Associate Professor Mahdi Abkar

Mahdi Abkar is an Associate Professor and Head of the Fluids & Energy (FLEN) Section in the Department of Mechanical and Production Engineering (MPE) at Aarhus University, Denmark. 

Since 2017, he has been leading the Fluid Mechanics and Turbulence Research Group, with research expertise spanning computational fluid dynamics (CFD), turbulence and transport phenomena, renewable energies, and data-driven modeling and machine learning. He received his PhD in 2014 from the Swiss Federal Institute of Technology in Lausanne (EPFL), followed by a postdoctoral position at EPFL until 2015, and subsequently a postdoctoral appointment at the Center for Turbulence Research (CTR) at Stanford University. His research focuses on the development and validation of advanced computational models to predict the complex interactions between turbulent flows and their environment, with a strong emphasis on energy and process systems. The scope of his work spans from fundamental research in thermo-fluid mechanics and turbulence to applied engineering challenges with direct industrial and societal relevance, particularly in the context of the green transition and digitalization.
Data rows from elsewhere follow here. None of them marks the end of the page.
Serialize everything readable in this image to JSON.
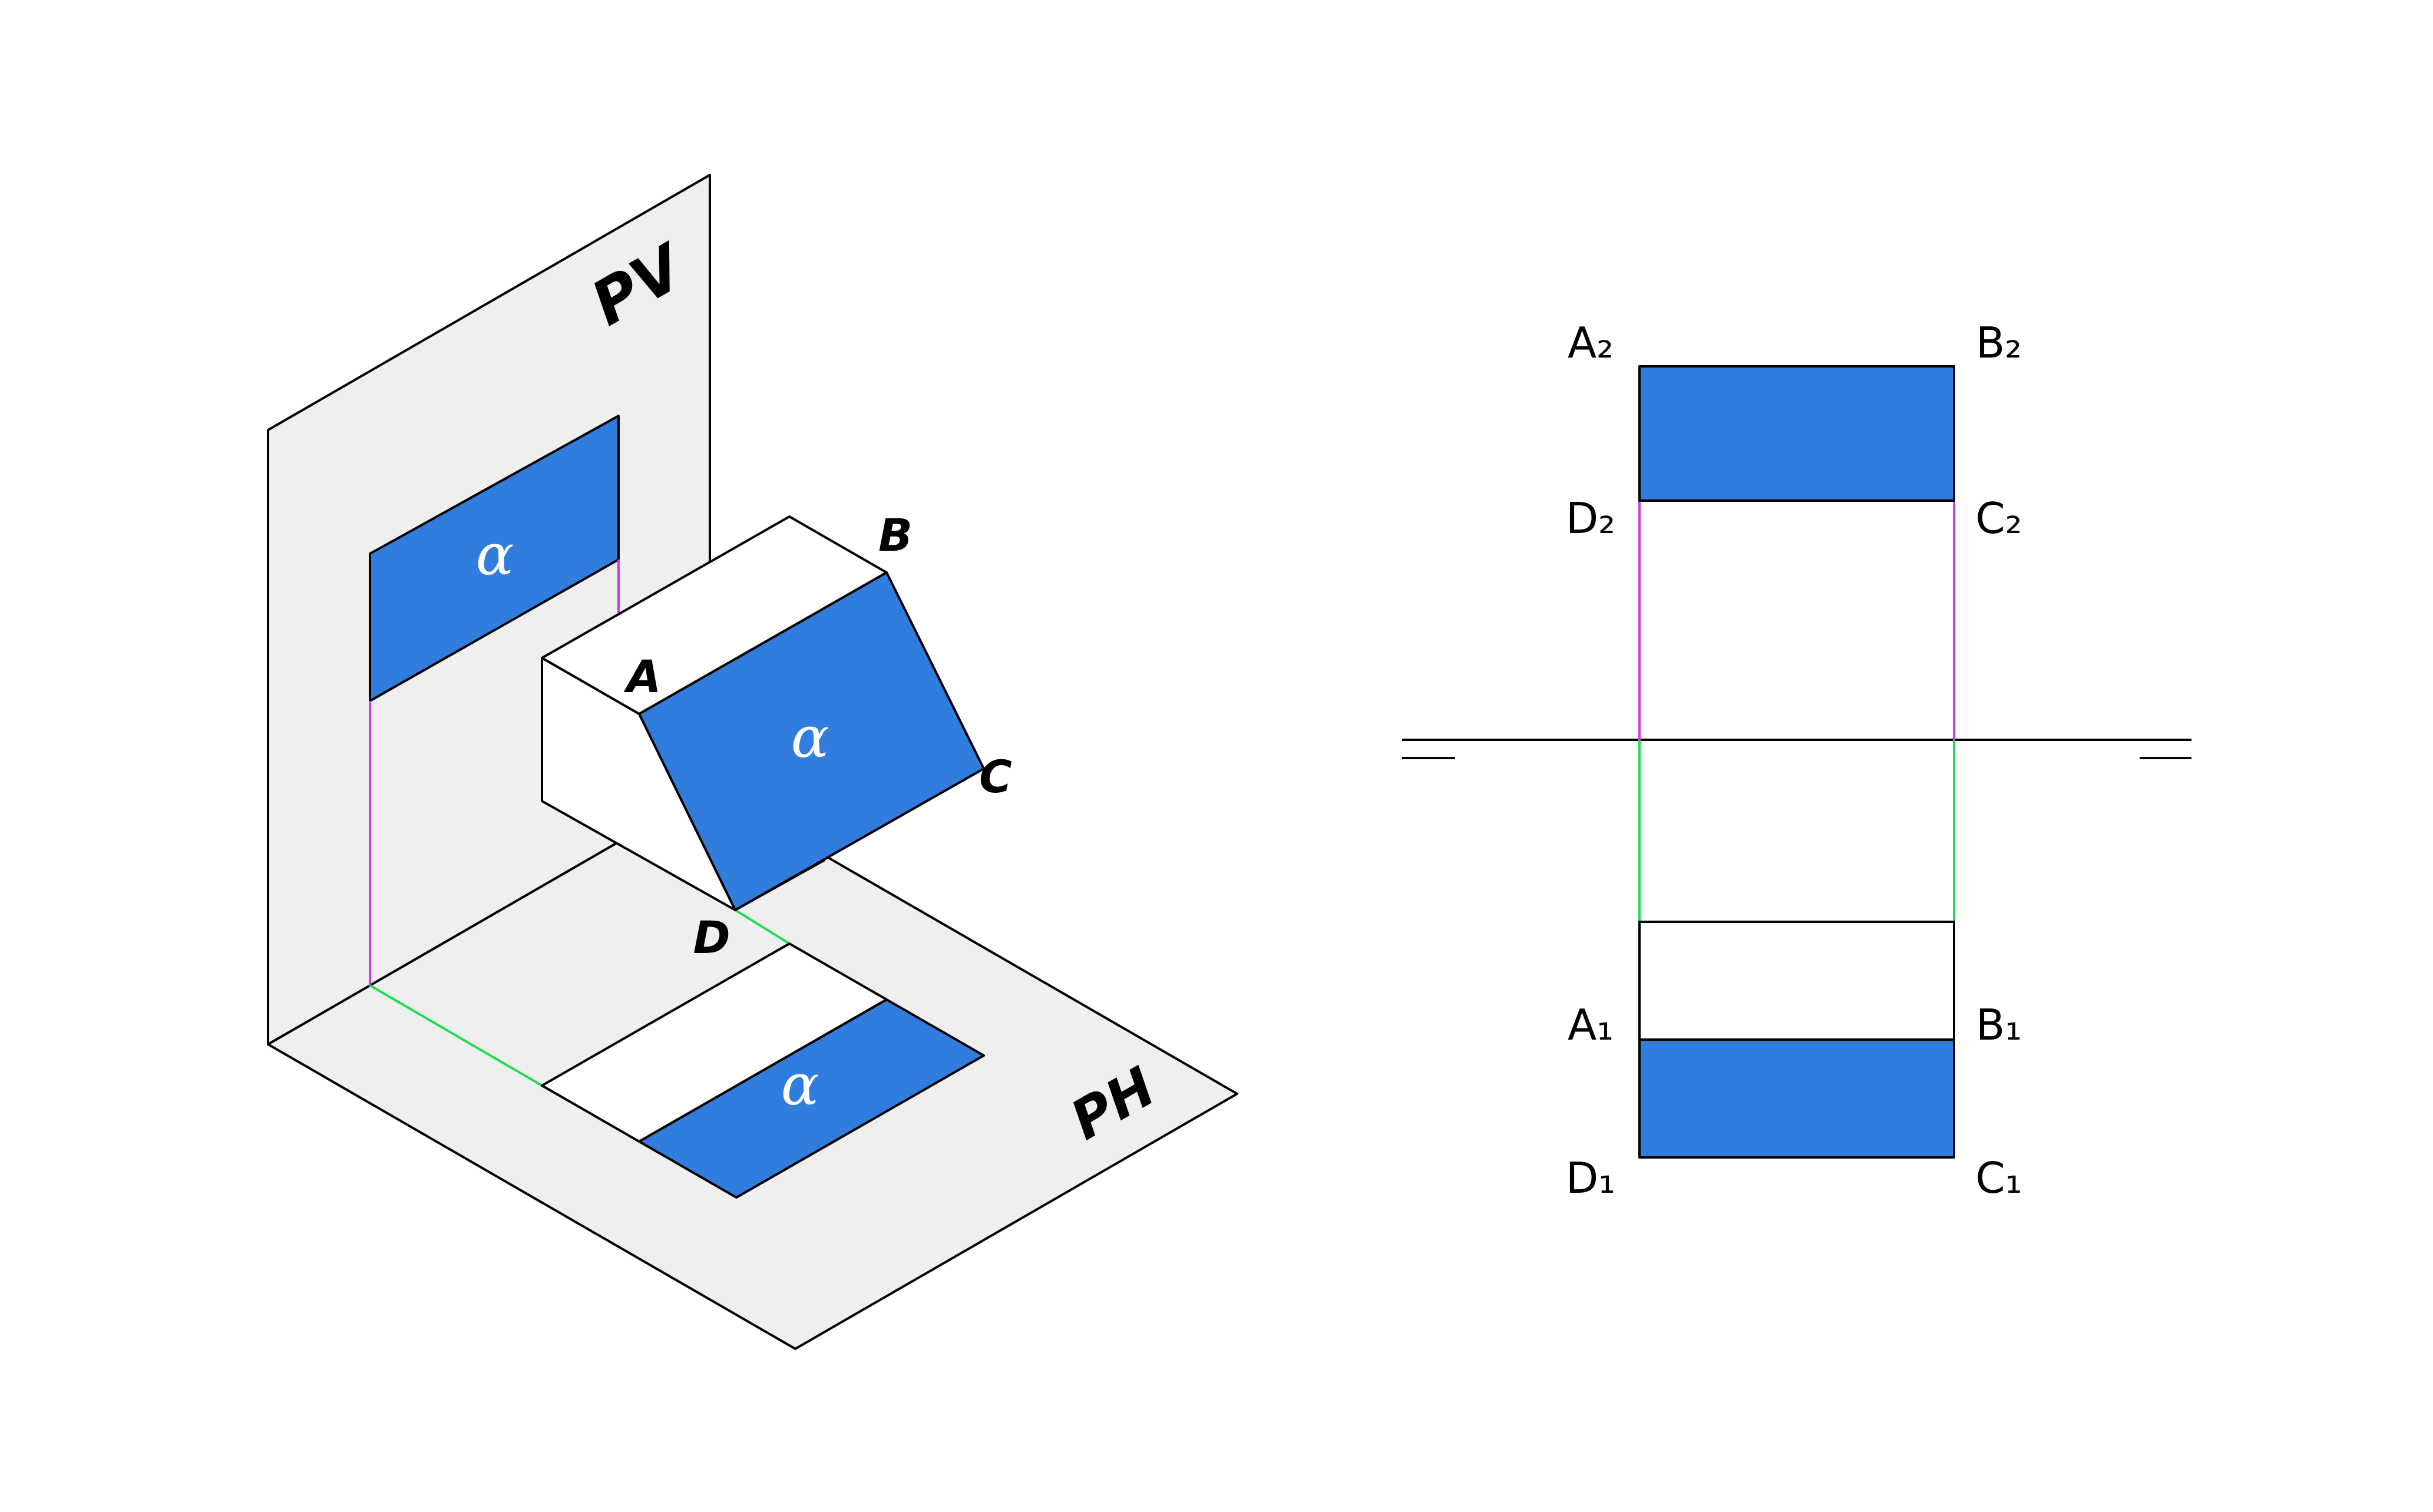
{
  "colors": {
    "face": "#307ddd",
    "plane": "#efefef",
    "vertical_projector": "#c63fe0",
    "horizontal_projector": "#20dc50"
  },
  "isometric": {
    "plane_vertical_label": "PV",
    "plane_horizontal_label": "PH",
    "alpha_on_pv": "α",
    "alpha_on_solid": "α",
    "alpha_on_ph": "α",
    "point_a": "A",
    "point_b": "B",
    "point_c": "C",
    "point_d": "D"
  },
  "orthographic": {
    "a2": "A₂",
    "b2": "B₂",
    "c2": "C₂",
    "d2": "D₂",
    "a1": "A₁",
    "b1": "B₁",
    "c1": "C₁",
    "d1": "D₁"
  }
}
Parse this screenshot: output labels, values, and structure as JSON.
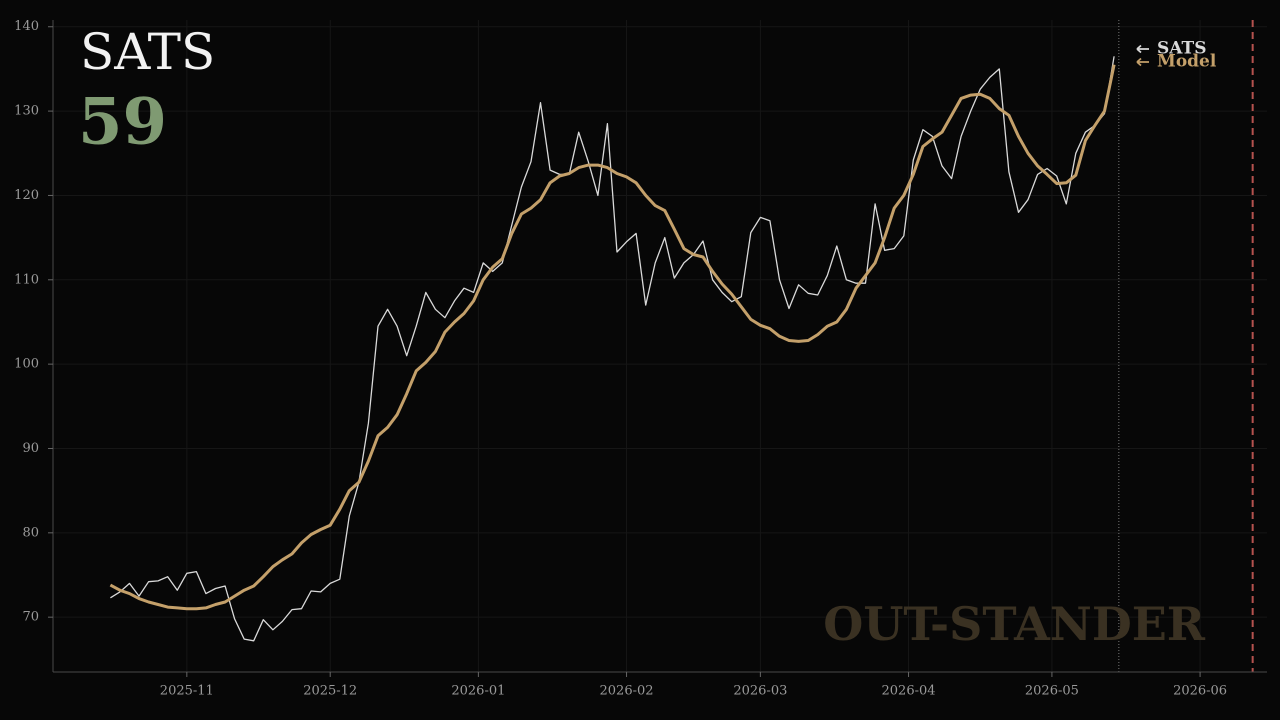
{
  "chart_data": {
    "type": "line",
    "title": "SATS",
    "score": 59,
    "score_color": "#7f9a72",
    "watermark": "OUT-STANDER",
    "x": [
      15,
      17,
      19,
      21,
      23,
      25,
      27,
      29,
      31,
      33,
      35,
      37,
      39,
      41,
      43,
      45,
      47,
      49,
      51,
      53,
      55,
      57,
      59,
      61,
      63,
      65,
      67,
      69,
      71,
      73,
      75,
      77,
      79,
      81,
      83,
      85,
      87,
      89,
      91,
      93,
      95,
      97,
      99,
      101,
      103,
      105,
      107,
      109,
      111,
      113,
      115,
      117,
      119,
      121,
      123,
      125,
      127,
      129,
      131,
      133,
      135,
      137,
      139,
      141,
      143,
      145,
      147,
      149,
      151,
      153,
      155,
      157,
      159,
      161,
      163,
      165,
      167,
      169,
      171,
      173,
      175,
      177,
      179,
      181,
      183,
      185,
      187,
      189,
      191,
      193,
      195,
      197,
      199,
      201,
      203,
      205,
      207,
      209,
      211,
      213,
      215,
      217,
      219,
      221,
      223,
      225
    ],
    "series": [
      {
        "name": "SATS",
        "color": "#d9d9d9",
        "width": 1.3,
        "values": [
          72.3,
          73,
          74,
          72.5,
          74.2,
          74.3,
          74.8,
          73.2,
          75.2,
          75.4,
          72.8,
          73.4,
          73.7,
          69.8,
          67.4,
          67.2,
          69.7,
          68.5,
          69.5,
          70.9,
          71,
          73.1,
          73,
          74,
          74.5,
          82,
          86,
          93,
          104.5,
          106.5,
          104.5,
          101,
          104.5,
          108.5,
          106.5,
          105.5,
          107.5,
          109,
          108.5,
          112,
          111,
          112,
          116.5,
          121,
          124,
          131,
          123,
          122.5,
          122.5,
          127.5,
          124,
          120,
          128.5,
          113.3,
          114.5,
          115.5,
          107,
          112,
          115,
          110.2,
          112,
          113,
          114.6,
          110,
          108.5,
          107.4,
          108,
          115.6,
          117.4,
          117,
          110,
          106.6,
          109.4,
          108.4,
          108.2,
          110.5,
          114,
          110,
          109.6,
          109.6,
          119,
          113.5,
          113.7,
          115.2,
          124.2,
          127.8,
          127,
          123.5,
          122,
          127,
          130,
          132.6,
          134,
          135,
          122.8,
          118,
          119.5,
          122.5,
          123.2,
          122.3,
          119,
          125,
          127.5,
          128.3,
          129.7,
          136.5
        ]
      },
      {
        "name": "Model",
        "color": "#c4a06a",
        "width": 3,
        "values": [
          73.8,
          73.2,
          72.8,
          72.2,
          71.8,
          71.5,
          71.2,
          71.1,
          71,
          71,
          71.1,
          71.5,
          71.8,
          72.5,
          73.2,
          73.7,
          74.8,
          76,
          76.8,
          77.5,
          78.8,
          79.8,
          80.4,
          80.9,
          82.8,
          85,
          86,
          88.5,
          91.5,
          92.5,
          94,
          96.5,
          99.2,
          100.2,
          101.5,
          103.8,
          105,
          106,
          107.5,
          110,
          111.5,
          112.5,
          115.5,
          117.8,
          118.5,
          119.5,
          121.5,
          122.3,
          122.6,
          123.3,
          123.6,
          123.6,
          123.3,
          122.6,
          122.2,
          121.5,
          120,
          118.8,
          118.2,
          116,
          113.7,
          113,
          112.7,
          111,
          109.5,
          108.3,
          106.8,
          105.3,
          104.6,
          104.2,
          103.3,
          102.8,
          102.7,
          102.8,
          103.5,
          104.5,
          105,
          106.5,
          109,
          110.5,
          112,
          115,
          118.5,
          120,
          122.5,
          125.8,
          126.7,
          127.5,
          129.5,
          131.5,
          131.9,
          132,
          131.5,
          130.3,
          129.5,
          127,
          125,
          123.5,
          122.5,
          121.4,
          121.5,
          122.4,
          126.5,
          128.3,
          130,
          135.5
        ]
      }
    ],
    "xlim": [
      3,
      257
    ],
    "xticks": [
      {
        "value": 31,
        "label": "2025-11"
      },
      {
        "value": 61,
        "label": "2025-12"
      },
      {
        "value": 92,
        "label": "2026-01"
      },
      {
        "value": 123,
        "label": "2026-02"
      },
      {
        "value": 151,
        "label": "2026-03"
      },
      {
        "value": 182,
        "label": "2026-04"
      },
      {
        "value": 212,
        "label": "2026-05"
      },
      {
        "value": 243,
        "label": "2026-06"
      }
    ],
    "ylim": [
      63.5,
      140.8
    ],
    "yticks": [
      70,
      80,
      90,
      100,
      110,
      120,
      130,
      140
    ],
    "grid": true,
    "vlines": [
      {
        "x": 226,
        "color": "#777777",
        "style": "dotted"
      },
      {
        "x": 254,
        "color": "#b5524e",
        "style": "dashed"
      }
    ],
    "legend": "upper right"
  }
}
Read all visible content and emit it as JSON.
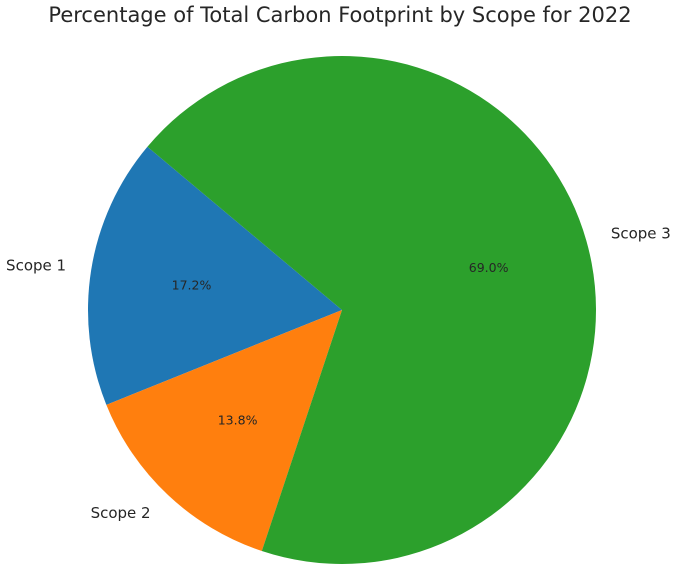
{
  "chart_data": {
    "type": "pie",
    "title": "Percentage of Total Carbon Footprint by Scope for 2022",
    "start_angle_deg": 140,
    "direction": "counterclockwise",
    "legend": "none",
    "slices": [
      {
        "label": "Scope 1",
        "value": 17.2,
        "percent_label": "17.2%",
        "color": "#1f77b4"
      },
      {
        "label": "Scope 2",
        "value": 13.8,
        "percent_label": "13.8%",
        "color": "#ff7f0e"
      },
      {
        "label": "Scope 3",
        "value": 69.0,
        "percent_label": "69.0%",
        "color": "#2ca02c"
      }
    ]
  }
}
Current research activities include:

  • Multi-fidelity CFD for complex geometries and multi-physics problems, including turbulence, heat transfer, and multiphase flows
  • Design optimization of thermo-fluid processes to improve efficiency and robustness
  • Data-driven modeling and machine learning for fluid flow applications

Research summary

Process and systems modeling are fundamental enablers for the development, assessment, and large-scale deployment of CO₂ capture and conversion technologies. Robust modeling and digitalization frameworks allow technologies to be designed, evaluated, and scaled in a more efficient, cost-effective, and sustainable manner. Within CORC, I contribute to this mission by advancing integrated, multiscale process modeling. The aim of this research is to strengthen CORC’s modeling and digitalization capabilities and to support the translation of fundamental research into impactful, deployable CO₂ technologies.